Me assustei com a voz do padre Augusto vinda da porta de madeira.

- Está... Já estou saindo, padre!

Coloquei as vestes rapidamente, elas estavam longe de ser bonitas, o tecido era bem áspero, marrom, uma corda servia de cinto amarrado a cintura, um pequeno chapéu que parecia um coco cortado pela metade era obrigatório, tinha uma cruz desenhada, por fim um terço com um crucifixo de madeira de uns três dedos de tamanho também devia ser sempre usada.

Saí do banheiro, o convento estava escuro, algumas velas e a luz das janelas iluminavam o corredor, eu tentava andar com cuidado, as poças de água se multiplicavam por causa da tempestade. O sussurrar de preces de frades e freiras aumentavam quando passava na frente da porta de alguma das celas. Abri a porta do meu quarto que é minúsculo ao extremo, acendi um candelabro, a cama dura ficava encostada na parede do fundo, à direita, diversos quadros de santo estão presos, uma pequena janela no alto da parede da cama deixava a água entrar molhando o colchão. Levanto ele, lá está a única coisa que consegui levar para cá, uma foto da minha família tirada a seis anos, quando tudo ainda não tinha dado errado.

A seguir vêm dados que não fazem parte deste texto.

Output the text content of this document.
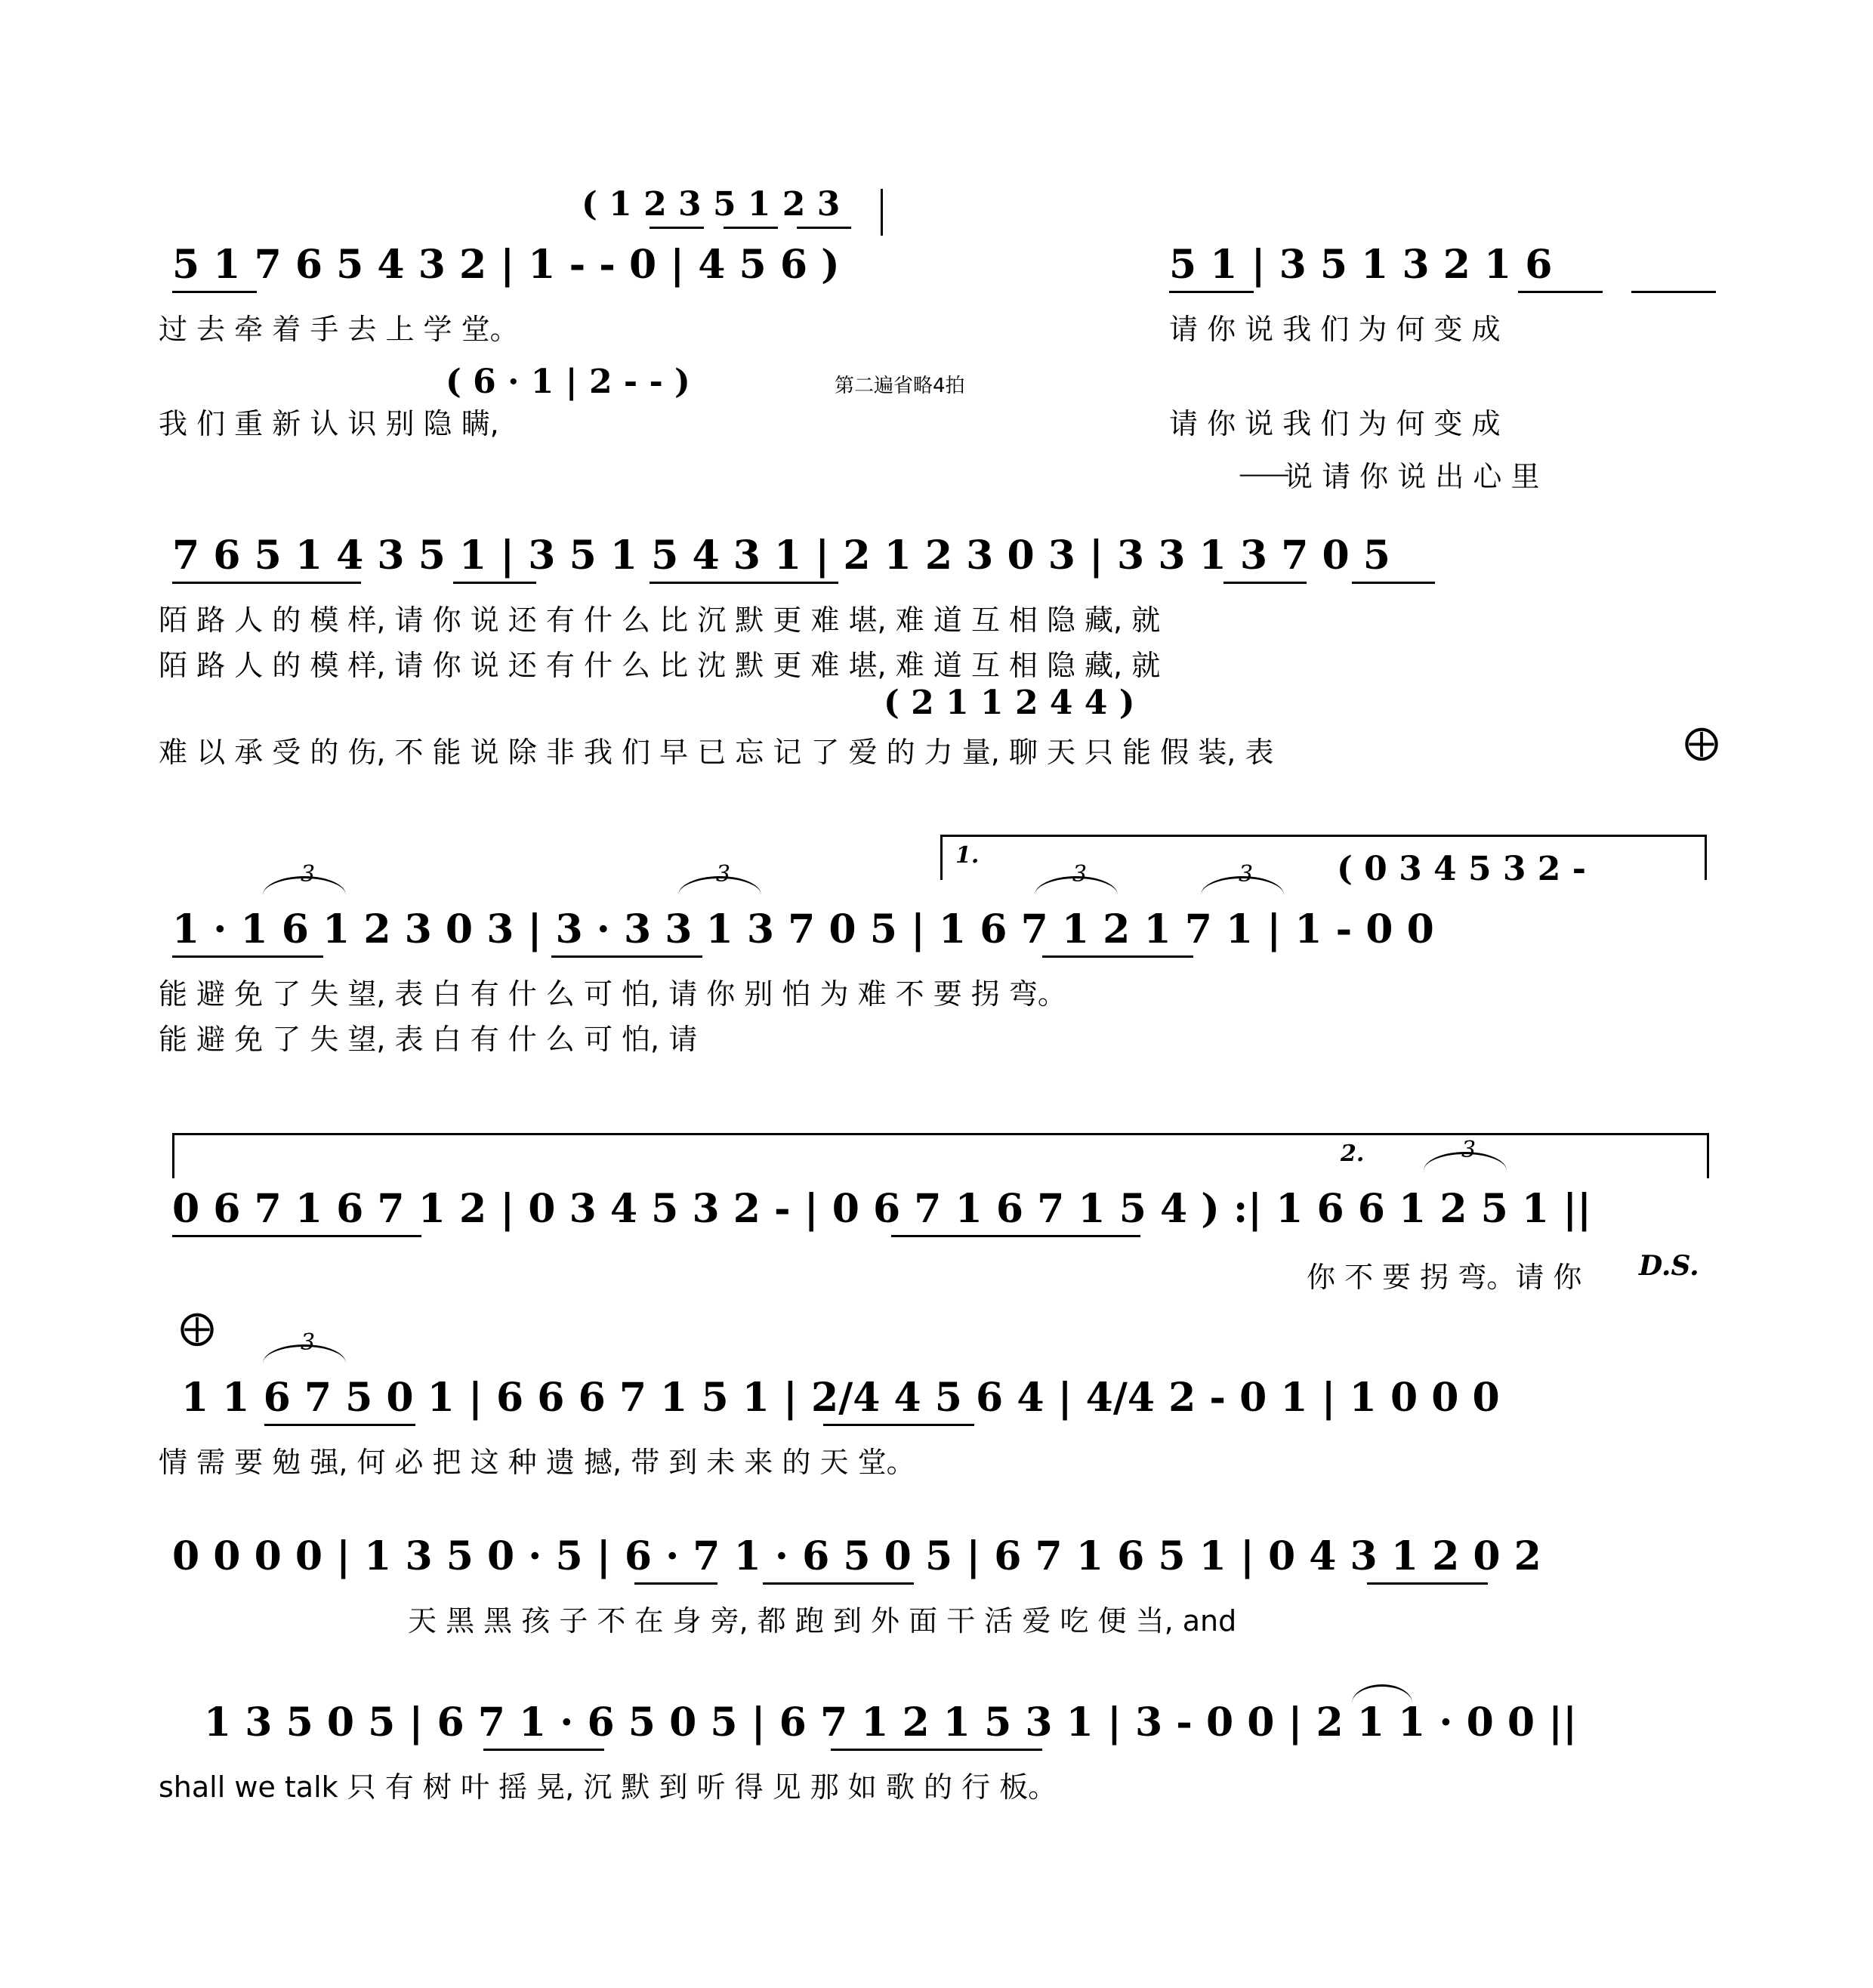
( 1 2 3 5 1 2 3
5 1 7 6 5 4 3 2 | 1 - - 0 | 4 5 6 )	5 1 | 3 5 1 3 2 1 6
过 去 牵 着 手 去 上 学 堂。	请 你 说 我 们 为 何 变 成
( 6 · 1 | 2 - - )	第二遍省略4拍
我 们 重 新 认 识 别 隐 瞒,	请 你 说 我 们 为 何 变 成
⸺
说 请 你 说 出 心 里
7 6 5 1 4 3 5 1 | 3 5 1 5 4 3 1 | 2 1 2 3 0 3 | 3 3 1 3 7 0 5
陌 路 人 的 模 样, 请 你 说 还 有 什 么 比 沉 默 更 难 堪, 难 道 互 相 隐 藏, 就
陌 路 人 的 模 样, 请 你 说 还 有 什 么 比 沈 默 更 难 堪, 难 道 互 相 隐 藏, 就
( 2 1 1 2 4 4 )
难 以 承 受 的 伤, 不 能 说 除 非 我 们 早 已 忘 记 了 爱 的 力 量, 聊 天 只 能 假 装, 表	⨁
1.	( 0 3 4 5 3 2 -
3	3	3	3
1 · 1 6 1 2 3 0 3 | 3 · 3 3 1 3 7 0 5 | 1 6 7 1 2 1 7 1 | 1 - 0 0
能 避 免 了 失 望, 表 白 有 什 么 可 怕, 请 你 别 怕 为 难 不 要 拐 弯。
能 避 免 了 失 望, 表 白 有 什 么 可 怕, 请
2.	3
0 6 7 1 6 7 1 2 | 0 3 4 5 3 2 - | 0 6 7 1 6 7 1 5 4 ) :| 1 6 6 1 2 5 1 ||
你 不 要 拐 弯。请 你 D.S.
⨁	3
1 1 6 7 5 0 1 | 6 6 6 7 1 5 1 | 2/4 4 5 6 4 | 4/4 2 - 0 1 | 1 0 0 0
情 需 要 勉 强, 何 必 把 这 种 遗 撼, 带 到 未 来 的 天 堂。
0 0 0 0 | 1 3 5 0 · 5 | 6 · 7 1 · 6 5 0 5 | 6 7 1 6 5 1 | 0 4 3 1 2 0 2
天 黑 黑 孩 子 不 在 身 旁, 都 跑 到 外 面 干 活 爱 吃 便 当, and
1 3 5 0 5 | 6 7 1 · 6 5 0 5 | 6 7 1 2 1 5 3 1 | 3 - 0 0 | 2 1 1 · 0 0 ||
shall we talk 只 有 树 叶 摇 晃, 沉 默 到 听 得 见 那 如 歌 的 行 板。
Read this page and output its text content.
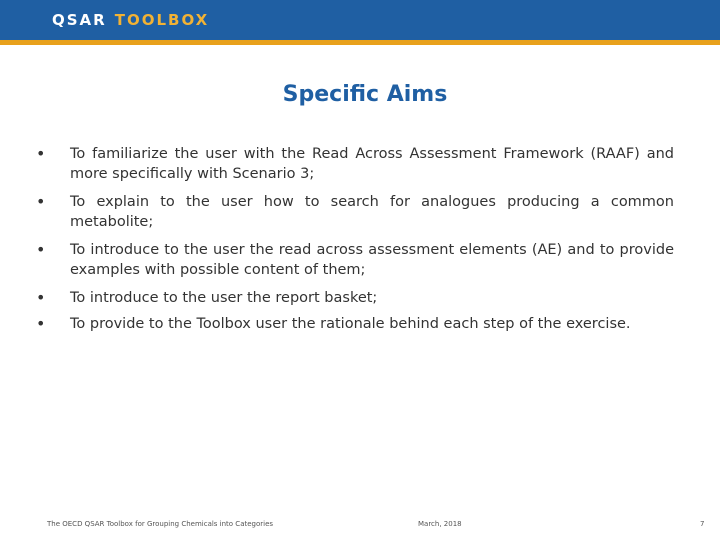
QSAR TOOLBOX
Specific Aims
• To familiarize the user with the Read Across Assessment Framework (RAAF) and more specifically with Scenario 3;
• To explain to the user how to search for analogues producing a common metabolite;
• To introduce to the user the read across assessment elements (AE) and to provide examples with possible content of them;
• To introduce to the user the report basket;
• To provide to the Toolbox user the rationale behind each step of the exercise.
The OECD QSAR Toolbox for Grouping Chemicals into Categories	March, 2018	7
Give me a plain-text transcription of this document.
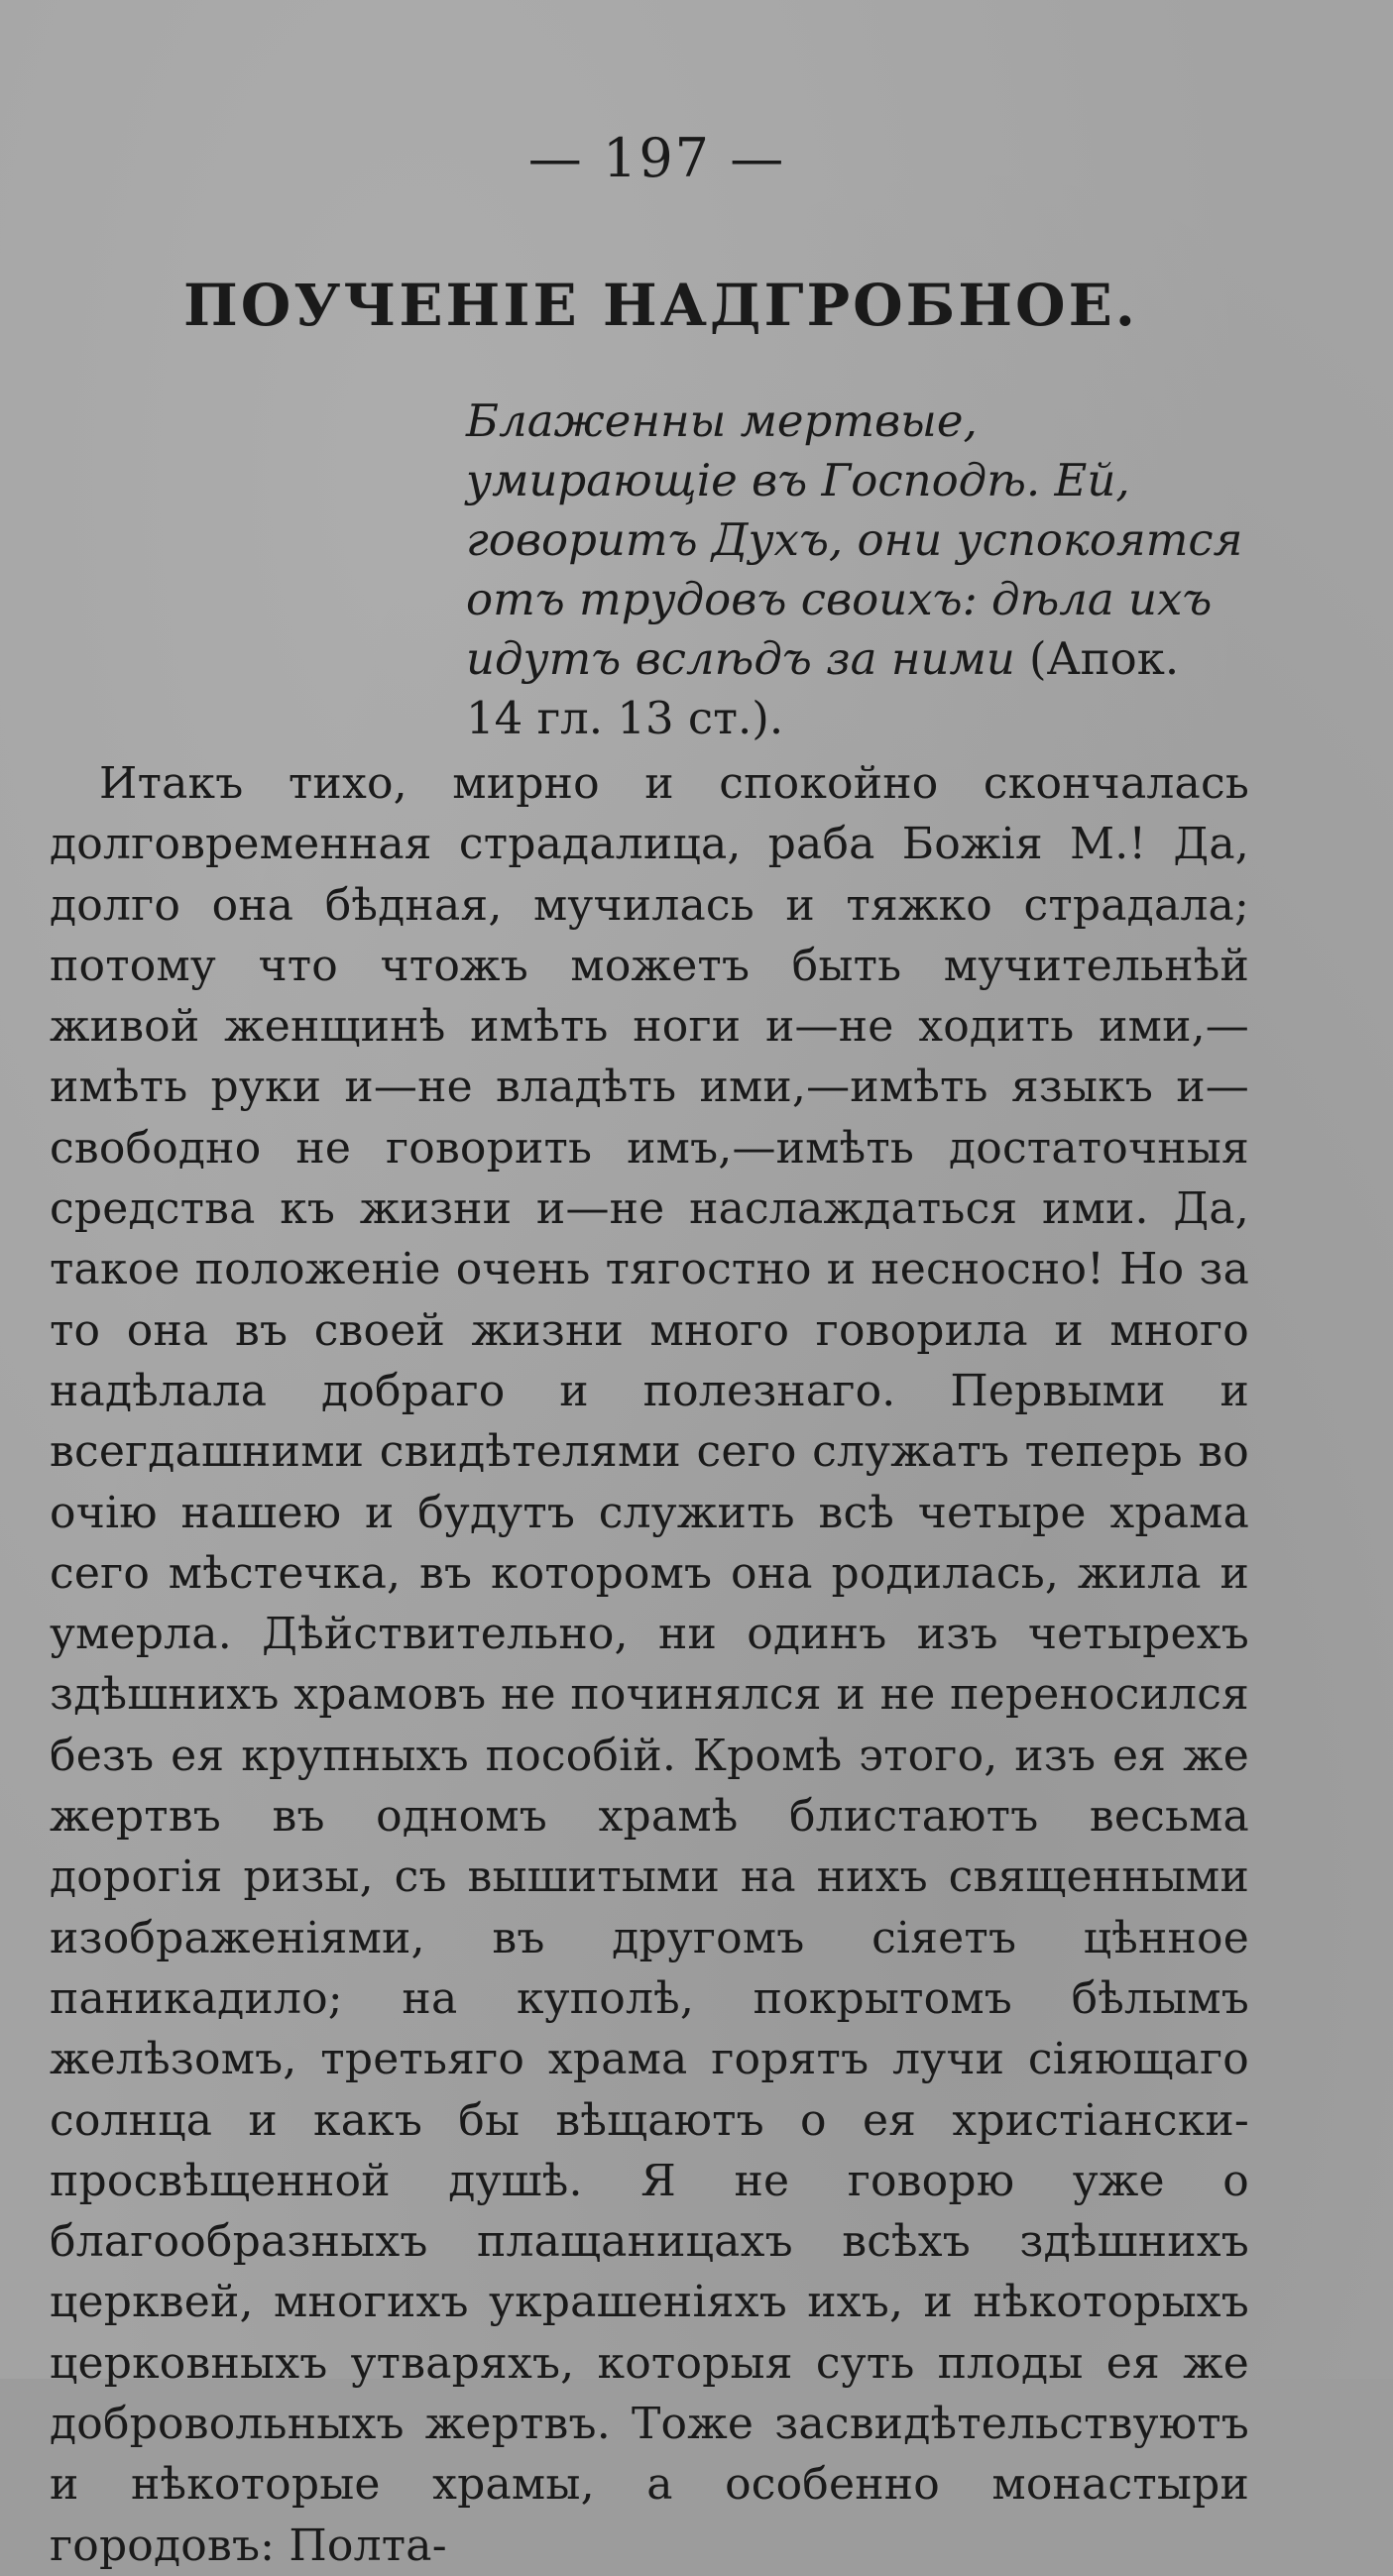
— 197 —
ПОУЧЕНІЕ НАДГРОБНОЕ.
Блаженны мертвые, умирающіе въ Господѣ. Ей, говоритъ Духъ, они успокоятся отъ трудовъ своихъ: дѣла ихъ идутъ вслѣдъ за ними (Апок. 14 гл. 13 ст.).
Итакъ тихо, мирно и спокойно скончалась долговременная страдалица, раба Божія М.! Да, долго она бѣдная, мучилась и тяжко страдала; потому что чтожъ можетъ быть мучительнѣй живой женщинѣ имѣть ноги и—не ходить ими,—имѣть руки и—не владѣть ими,—имѣть языкъ и—свободно не говорить имъ,—имѣть достаточныя средства къ жизни и—не наслаждаться ими. Да, такое положеніе очень тягостно и несносно! Но за то она въ своей жизни много говорила и много надѣлала добраго и полезнаго. Первыми и всегдашними свидѣтелями сего служатъ теперь во очію нашею и будутъ служить всѣ четыре храма сего мѣстечка, въ которомъ она родилась, жила и умерла. Дѣйствительно, ни одинъ изъ четырехъ здѣшнихъ храмовъ не починялся и не переносился безъ ея крупныхъ пособій. Кромѣ этого, изъ ея же жертвъ въ одномъ храмѣ блистаютъ весьма дорогія ризы, съ вышитыми на нихъ священными изображеніями, въ другомъ сіяетъ цѣнное паникадило; на куполѣ, покрытомъ бѣлымъ желѣзомъ, третьяго храма горятъ лучи сіяющаго солнца и какъ бы вѣщаютъ о ея христіански-просвѣщенной душѣ. Я не говорю уже о благообразныхъ плащаницахъ всѣхъ здѣшнихъ церквей, многихъ украшеніяхъ ихъ, и нѣкоторыхъ церковныхъ утваряхъ, которыя суть плоды ея же добровольныхъ жертвъ. Тоже засвидѣтельствуютъ и нѣкоторые храмы, а особенно монастыри городовъ: Полта-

Meu pai e minha mãe estão abraçados, os cabelos loiros de ambos se misturando, eu estou na frente usando uma camisa xadrez vermelha. Olho a imagem mais tempo do que devia, as lembranças começam a voltar, eles nunca iriam imaginar que no mesmo dia da foto eu tinha beijado um garoto. 


Lembro como se fosse ontem, ele se chamava Leonardo e tinha 14 anos, cabelo preto liso, franja e óculos quadrados, bem nerd, olhos verdes bonitos. Estávamos fazendo um trabalho de matemática, na verdade, eu estava fazendo o trabalho de matemática, ele estava só jogando no celular. Comecei a me estressar, esse não ia ser mais um trabalho que eu iria ser o único trouxa que se importaria em fazer.

- Leo! - chamei, ele me ignorou - LEONARDO!!

- QUE FOI, CACETE!

- Me ajuda aqui, o trabalho é pra ser feito em grupo!

- Me faz ajudar, então!

Ele sabia testar minha paciência. Fui até o roteador e puxei o fio da tomada. Ouvi um grito de frustação vindo do meu quarto.

- AH, VOCÊ ME PAGA IDIOTA!

Ele quis vir pra cima de mim, a única coisa era que ele era uns 20 centímetros mais baixo que eu, peguei ele pela gola da camisa e o empurrei contra a parede, cheguei perto dele.

- Vai encarar mesmo? - disse lentamente.

Ele chegou mais perto, a tensão no ar ficou diferente e percebi que as bochechas dele ficaram vermelhas. Senti meu coração bater mais forte, ele pôs uma das mãos no meu cabelo. Quando menos esperava nossos lábios se tocaram. Levei algum tempo para raciocinar tudo aquilo, estávamos nos beijando. Ele pareceu se tocar disso também, arregalou os olhos e puxou minha cabeça para trás. Toquei meus lábios, meu primeiro beijo tinha sido com um menino.

- D- Desculpa, eu vou indo!

Ele saiu me deixando mais confuso ainda, mas... naquele momento alguma coisa tinha acontecido no meu coração, disso eu sabia.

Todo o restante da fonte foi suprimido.